Scientists developed new process for fabricating small mask fibers and added them to cement concrete, making a stronger and more durable concrete
Disposable face masks became a non-degradable form of garbage causing environmental issues. Recycling these masks into useful material was approached previously in a study. Now a team of researchers at Washington State University developed a new method to use surgical face masks to create stronger and durable concrete. The team shredded the surgical masks into fibers and treated them with aqueous graphene oxide solution and mixed them into cement, which strengthens it and prevents it from cracking.
In earlier studies, it was found that adding small reinforcing fibers into concrete makes it less prone to cracks. In this new study the scientists explored used of polypropylene or polyester fabric in face masks to make fibers. The researchers removed the metal nose-bridges and ear loops from these face masks and then shredded the fabric that remains into fibers ranging in length from 5 to 30 mm. Further, the team treated these fibers with a solution of graphene oxide. This created a coating on them and added extra surface area helping them to bond with paste of Portland cement that is commonly used. The team added these fibers to cement which is the binding component in concrete at a volume of 0.1%.

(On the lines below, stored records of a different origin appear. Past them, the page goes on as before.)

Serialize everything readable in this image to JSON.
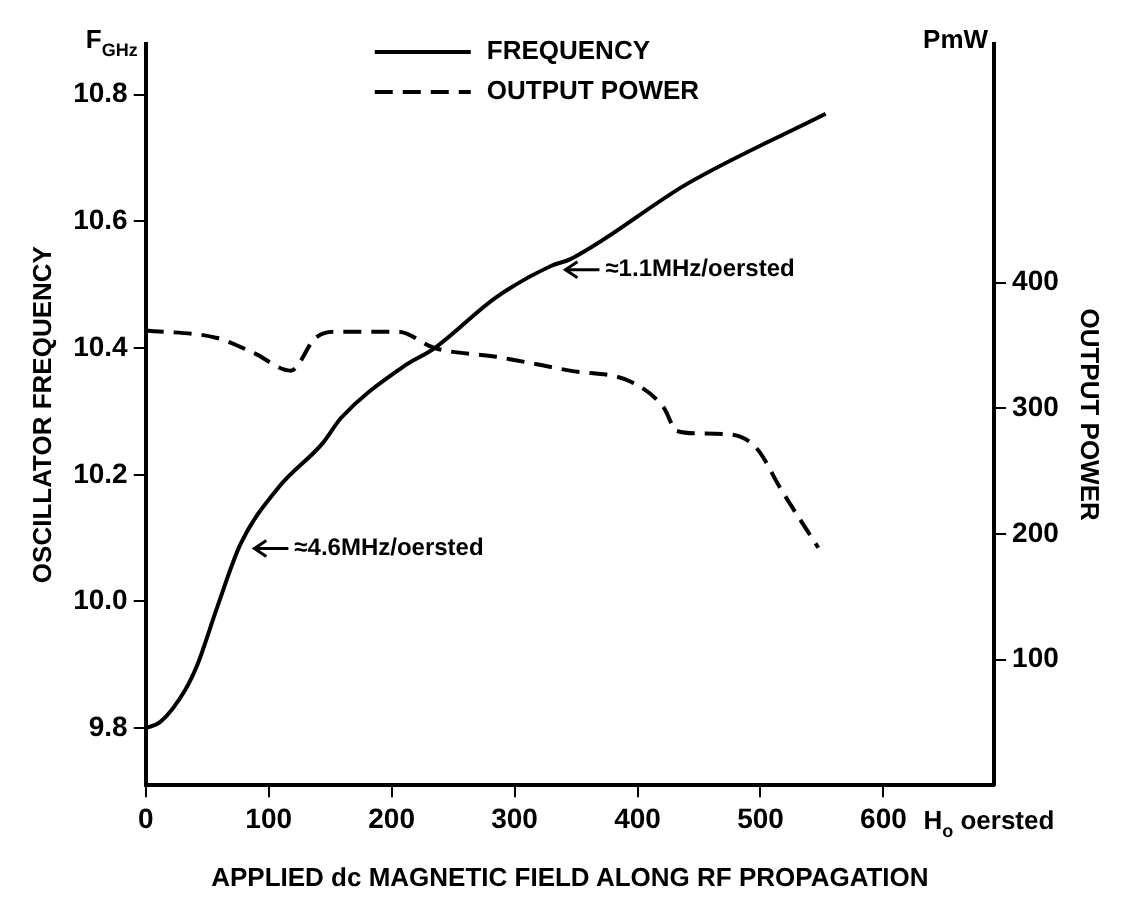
{
  "chart_data": {
    "type": "line",
    "xlabel": "APPLIED dc MAGNETIC FIELD ALONG RF PROPAGATION",
    "ylabel": "OSCILLATOR FREQUENCY",
    "y2label": "OUTPUT POWER",
    "xlim": [
      0,
      690
    ],
    "xticks": [
      0,
      100,
      200,
      300,
      400,
      500,
      600
    ],
    "ylim": [
      9.71,
      10.88
    ],
    "yticks": [
      {
        "value": 9.8,
        "label": "9.8"
      },
      {
        "value": 10,
        "label": "10.0"
      },
      {
        "value": 10.2,
        "label": "10.2"
      },
      {
        "value": 10.4,
        "label": "10.4"
      },
      {
        "value": 10.6,
        "label": "10.6"
      },
      {
        "value": 10.8,
        "label": "10.8"
      }
    ],
    "y2lim": [
      0,
      590
    ],
    "y2ticks": [
      100,
      200,
      300,
      400
    ],
    "legend": "top",
    "marker": "none",
    "grid": false,
    "series": [
      {
        "name": "FREQUENCY",
        "color": "#000000",
        "line_style": "solid",
        "x": [
          0,
          12,
          32,
          42,
          58,
          77,
          108,
          144,
          159,
          209,
          235,
          285,
          330,
          345,
          441,
          553
        ],
        "values": [
          9.8,
          9.81,
          9.86,
          9.9,
          9.99,
          10.09,
          10.18,
          10.25,
          10.29,
          10.37,
          10.4,
          10.48,
          10.53,
          10.54,
          10.66,
          10.77
        ]
      },
      {
        "name": "OUTPUT POWER",
        "color": "#000000",
        "line_style": "dashed",
        "axis": "y2",
        "x": [
          0,
          58,
          88,
          118,
          138,
          153,
          205,
          235,
          285,
          345,
          395,
          421,
          432,
          452,
          477,
          497,
          517,
          547
        ],
        "values": [
          362,
          356,
          344,
          330,
          356,
          361,
          361,
          348,
          341,
          330,
          321,
          301,
          282,
          280,
          279,
          268,
          235,
          189
        ]
      }
    ],
    "annotations": [
      "F$_{GHz}$",
      "PmW",
      "H$_{o}$ oersted",
      {
        "text": "≈1.1MHz/oersted",
        "x": 330,
        "y": 10.53
      },
      {
        "text": "≈4.6MHz/oersted",
        "x": 77,
        "y": 10.09
      }
    ]
  }
}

Furthermore, the team of scientists tested the fiber-reinforced cement after a month of curing, and they found that the cement exhibited 47% more splitting tensile strength compared to Portland cement. As reported by the team, the fiber addition to the cement slightly lowered compressive strength by only 3%. With this research, the scientists demonstrated that diversion of used disposable masks from the waste stream to a high-value application is possible with one technology.